Embraer entra em fundo da United para SAF

  • Spanish Market: Biofuels
  • 15/02/24

A Embraer aderiu ao fundo de investimento internacional da United Airlines Ventures para produzir combustível de aviação sustentável através de investimentos em startups.

A gigante brasileira informou que agora está entre as 22 empresas de todas as partes da cadeia de abastecimento do setor aéreo que comprometeram mais de $200 milhões para o Fundo de Voos Sustentáveis da United Airlines Ventures (UAV), ao mesmo tempo em que colaboram para fornecer experiência às companhias do portfólio do fundo.

Os parceiros do fundo – lançado no início de 2023 – incluem a companhia aérea Air New Zealand, a fabricante aeroespacial Boeing, a gigante tecnológica Google, a empresa de engenharia Honeywell e o banco JP Morgan Chase.

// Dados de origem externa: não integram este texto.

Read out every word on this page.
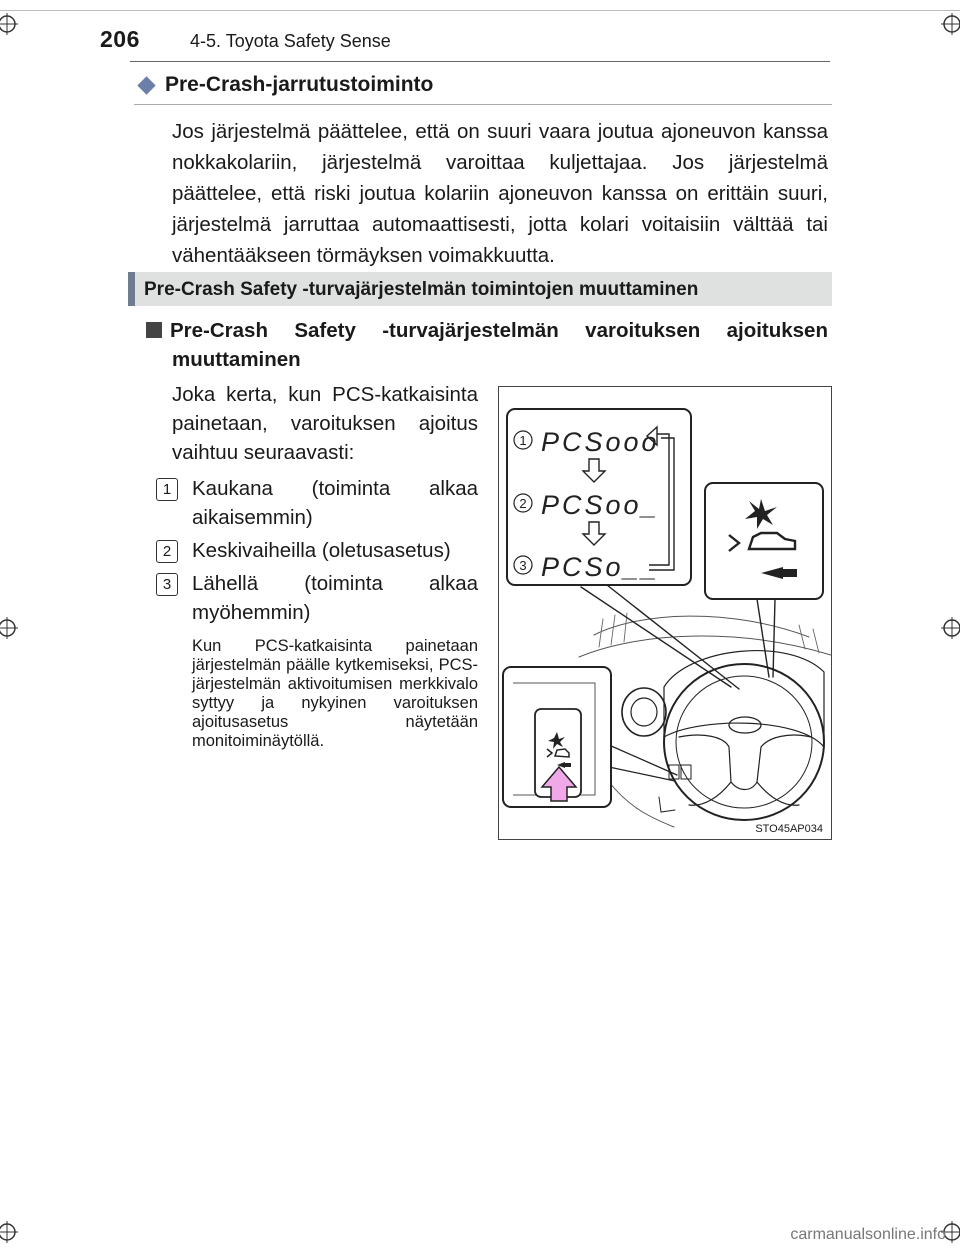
206	4-5. Toyota Safety Sense
Pre-Crash-jarrutustoiminto
Jos järjestelmä päättelee, että on suuri vaara joutua ajoneuvon kanssa nokkakolariin, järjestelmä varoittaa kuljettajaa. Jos järjestelmä päättelee, että riski joutua kolariin ajoneuvon kanssa on erittäin suuri, järjestelmä jarruttaa automaattisesti, jotta kolari voitaisiin välttää tai vähentääkseen törmäyksen voimakkuutta.
Pre-Crash Safety -turvajärjestelmän toimintojen muuttaminen
Pre-Crash Safety -turvajärjestelmän varoituksen ajoituksen
muuttaminen
Joka kerta, kun PCS-katkaisinta painetaan, varoituksen ajoitus vaihtuu seuraavasti:
1	Kaukana (toiminta alkaa aikaisemmin)
2	Keskivaiheilla (oletusasetus)
3	Lähellä (toiminta alkaa myöhemmin)
Kun PCS-katkaisinta painetaan järjestelmän päälle kytkemiseksi, PCS-järjestelmän aktivoitumisen merkkivalo syttyy ja nykyinen varoituksen ajoitusasetus näytetään monitoiminäytöllä.
1 PCSooo
2 PCSoo_
3 PCSo__
STO45AP034
carmanualsonline.info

O SAF é uma opção para descarbonizar a indústria da aviação, assim como diminuir o número de voos, desenvolver aeronaves elétricas, investir na infraestrutura para ferrovias internacionais de alta velocidade e limitar o uso de combustíveis fósseis.

Mas há um consenso de que a capacidade de produção do biocombustível precisa aumentar drasticamente para desempenhar um papel na descarbonização da aviação. Novos mandatos para o uso do combustível, subsídios governamentais, construção de usinas e pesquisas são alguns dos esforços da indústria para ajudar o mercado a crescer.

Recentemente, a Embraer conduziu testes usando 100pc de SAF em seus jatos executivos Phenom 300E e Praetor 600, como parte de sua meta de zerar as emissões líquidas até 2040. Os testes foram realizados em suas instalações Melbourne, na Flórida, usando produto fornecido pela World Fuel. Hoje, as aeronaves da Embraer estão autorizadas a operar com misturas de 50pc de SAF.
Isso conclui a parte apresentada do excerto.